Whilst you can get your bag washed professionally you can also do it at home.
- How to clean your down sleeping bag
You will need:
- A large tumble dryer is worth its weight in gold as air drying takes a long time and you will have to constantly agitate the down as it dries to ensure that it does not clump
- A bath or large capacity washing machine (10 kg)
- NikWax Down Wash
- NikWax Down Proof (optional)
- Clean tennis ball or tennis shoe
- Hand wash (the gentle approach)
- Fill your bath with luke warm water mixing in either pure soap flakes or our favourite down cleaner
- Place your sleeping bag into the bath and gently press it down so it is submerged
- Agitate it a little and then go and get a cup of tea and some biscuits
- After an hour or so let the water drain from the bath and refill with fresh water. Gently massage the bag to remove the soap from the down, if you have a shower head this could work well
- Keep at it until all the soapy water is removed. Gently push down on the down bag to evacuate as much water as possible
IMPORTANT: Do not wring or squeeze the bag, this will damage the down.
- Machine wash (the less gentle approach)
- Try to remove all soap residues by flushing the machine through with an empty wash and clean out the soap dispenser
- Set the water temperature to 30C (warm) and fill the soap dispenser with the recommended quantity of Nikwax Down Wash (this will depend on the weight of the bag)
- After the wash cycle is complete, rinse the bag thoroughly
- Reproofing (optional)
You can increase the effectiveness of your down in damp conditions by treating it with Nikwax Down Proof.
- Before removing your wet bag from the washing machine reload the dispenser with the recommended quantity of Down Proof
- Let your machine work its magic whilst you have some custard cream and a coffee OR if you are using the bath roll up your sleeves again and get hands on (and ask someone else to get you custard creams)
- Rinse and dry
- Rinse until the water runs clean
- If you have tumble dryer we told you about earlier, set it to the lowest heat option (take care with launderettes as they seem to have one single setting that could melt glass)
- Throw in the clean tennis shoe or tennis balls with your bag. As the bag dries these will break up the down clumps. Large bags will require several hours of tumbling before they are dry
- We recommend tumble drying when using products such as Nikwax Down Proof as the heat helps cure the waterproofing to the fabric quicker
IMPORTANT: Take care when lifting your bag, it will be heavy. Avoid putting any stress on the bags seams.
If you have no dryer lay in a clean, dry, and shady area to dry.
Massage and separate the drying down until completely dry. Air drying a bag can take days! If your bag is left unattended the down will clump together and it will not be nice and fluffy.
IMPORTANT: Do not just throw your bag over the washing line and leave it to drip dry overnight. Better still, place in the dryer on a low heat.. oh did we say that already?

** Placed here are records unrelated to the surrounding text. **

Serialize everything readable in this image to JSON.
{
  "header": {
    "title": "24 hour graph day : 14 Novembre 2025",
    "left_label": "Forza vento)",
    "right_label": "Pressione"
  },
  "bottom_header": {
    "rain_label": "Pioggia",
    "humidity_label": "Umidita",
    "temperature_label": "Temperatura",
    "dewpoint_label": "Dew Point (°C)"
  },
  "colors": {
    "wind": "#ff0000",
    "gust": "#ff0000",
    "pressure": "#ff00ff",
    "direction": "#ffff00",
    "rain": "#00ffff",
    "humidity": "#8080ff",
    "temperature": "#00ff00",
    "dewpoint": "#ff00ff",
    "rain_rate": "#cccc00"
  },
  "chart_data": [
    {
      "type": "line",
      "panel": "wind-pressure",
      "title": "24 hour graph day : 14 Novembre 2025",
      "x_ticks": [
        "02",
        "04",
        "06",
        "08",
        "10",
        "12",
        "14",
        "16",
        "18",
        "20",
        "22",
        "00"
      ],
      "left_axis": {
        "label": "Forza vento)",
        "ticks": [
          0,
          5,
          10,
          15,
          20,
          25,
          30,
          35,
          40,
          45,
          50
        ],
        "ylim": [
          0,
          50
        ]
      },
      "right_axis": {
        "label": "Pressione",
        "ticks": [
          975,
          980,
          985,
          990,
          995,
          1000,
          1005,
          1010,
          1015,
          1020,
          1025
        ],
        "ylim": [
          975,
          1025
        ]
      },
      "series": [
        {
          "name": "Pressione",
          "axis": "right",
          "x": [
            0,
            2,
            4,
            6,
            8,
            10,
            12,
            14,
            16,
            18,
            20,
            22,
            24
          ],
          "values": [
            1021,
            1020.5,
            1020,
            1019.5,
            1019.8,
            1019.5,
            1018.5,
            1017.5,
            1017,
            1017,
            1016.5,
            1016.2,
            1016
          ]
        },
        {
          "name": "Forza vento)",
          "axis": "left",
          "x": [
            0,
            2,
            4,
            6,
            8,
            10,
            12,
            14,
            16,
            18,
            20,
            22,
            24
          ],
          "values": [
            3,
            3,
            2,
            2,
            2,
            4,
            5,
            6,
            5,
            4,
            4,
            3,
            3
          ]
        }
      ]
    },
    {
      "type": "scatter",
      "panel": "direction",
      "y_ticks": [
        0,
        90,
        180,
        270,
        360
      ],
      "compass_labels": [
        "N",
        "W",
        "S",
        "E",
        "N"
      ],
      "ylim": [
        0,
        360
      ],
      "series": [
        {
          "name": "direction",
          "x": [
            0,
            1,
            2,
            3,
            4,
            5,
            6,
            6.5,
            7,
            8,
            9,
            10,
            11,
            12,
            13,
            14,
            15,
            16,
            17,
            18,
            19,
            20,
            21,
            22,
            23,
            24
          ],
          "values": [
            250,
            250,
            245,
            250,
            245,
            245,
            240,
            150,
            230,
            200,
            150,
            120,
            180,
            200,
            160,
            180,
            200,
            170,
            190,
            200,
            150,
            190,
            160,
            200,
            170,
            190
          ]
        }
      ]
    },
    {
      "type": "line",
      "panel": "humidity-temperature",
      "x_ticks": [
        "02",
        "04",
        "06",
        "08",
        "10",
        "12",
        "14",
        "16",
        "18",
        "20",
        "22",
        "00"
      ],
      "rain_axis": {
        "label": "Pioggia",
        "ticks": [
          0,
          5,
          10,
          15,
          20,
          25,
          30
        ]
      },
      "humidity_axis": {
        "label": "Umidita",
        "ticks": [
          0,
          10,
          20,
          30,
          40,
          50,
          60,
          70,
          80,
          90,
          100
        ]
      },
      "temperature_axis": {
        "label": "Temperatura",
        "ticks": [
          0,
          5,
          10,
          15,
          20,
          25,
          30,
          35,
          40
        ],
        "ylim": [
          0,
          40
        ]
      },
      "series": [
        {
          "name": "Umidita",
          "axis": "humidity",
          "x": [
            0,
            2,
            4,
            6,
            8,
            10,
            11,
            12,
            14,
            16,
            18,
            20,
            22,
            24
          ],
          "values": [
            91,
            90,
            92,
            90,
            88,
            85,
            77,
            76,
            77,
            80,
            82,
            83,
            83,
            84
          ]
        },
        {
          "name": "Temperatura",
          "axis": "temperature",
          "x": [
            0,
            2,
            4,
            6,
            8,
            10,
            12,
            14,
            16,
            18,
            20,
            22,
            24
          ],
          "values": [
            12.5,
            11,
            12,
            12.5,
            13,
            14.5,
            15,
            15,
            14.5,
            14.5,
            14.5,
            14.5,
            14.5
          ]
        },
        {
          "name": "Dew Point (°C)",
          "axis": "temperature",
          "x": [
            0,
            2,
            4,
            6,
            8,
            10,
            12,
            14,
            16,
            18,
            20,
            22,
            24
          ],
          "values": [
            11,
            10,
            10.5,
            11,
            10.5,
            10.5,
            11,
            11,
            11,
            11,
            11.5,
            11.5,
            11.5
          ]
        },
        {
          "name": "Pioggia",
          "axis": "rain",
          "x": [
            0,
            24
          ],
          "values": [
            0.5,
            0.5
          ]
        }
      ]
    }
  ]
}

- Cleaning and storage tips
- Sleep in long underwear or using a cotton or silk sleeping bag liner to reduce the number of times you will have to wash your bag
- Store your down product in a clean, dry, and ventilated area
- Avoid hanging it over a rail
- Stuff it loosely inside its large grey cotton storage bag so that it retains its loft
- Do not store your sleeping bag in its compression stuff sack or when it is damp
- Tent care
You should never use a washing machine/tumble dryer to clean your tent. Car washes are also frowned upon.
To clean the tent, use a sponge and non-detergent soap in clean warm water, make sure to clean and look after your zips after every trip as they can bear the brunt of a lot of abuse. Use a brush and some lubricant (there is a debate as to whether Flora or Bertolli is best, compared to a ‘commercial’ zip lubricant). Fingering your zip while closing the door will keep the fabric from being caught in the teeth and potentially ripping the tent or causing damage to the zip.
To increase the life of the poles, take care not to bend them too much. When slotting them together, take extra care at the joints to stop the ends becoming sharp or bent. When removing the tent poles it is also better to push the pole through the pole sleeve rather than pull the separate sections through as this could cause the elastic inside to tear or break, while possibly causing the pole sleeve to rip as well.
A major contributor to the life of a tent is its UV exposure, pitching the tent in a shaded area will help prevent the fabric degrading in the sun. Although be careful not to pitch under dead wood or a popular lemming jumping cliff.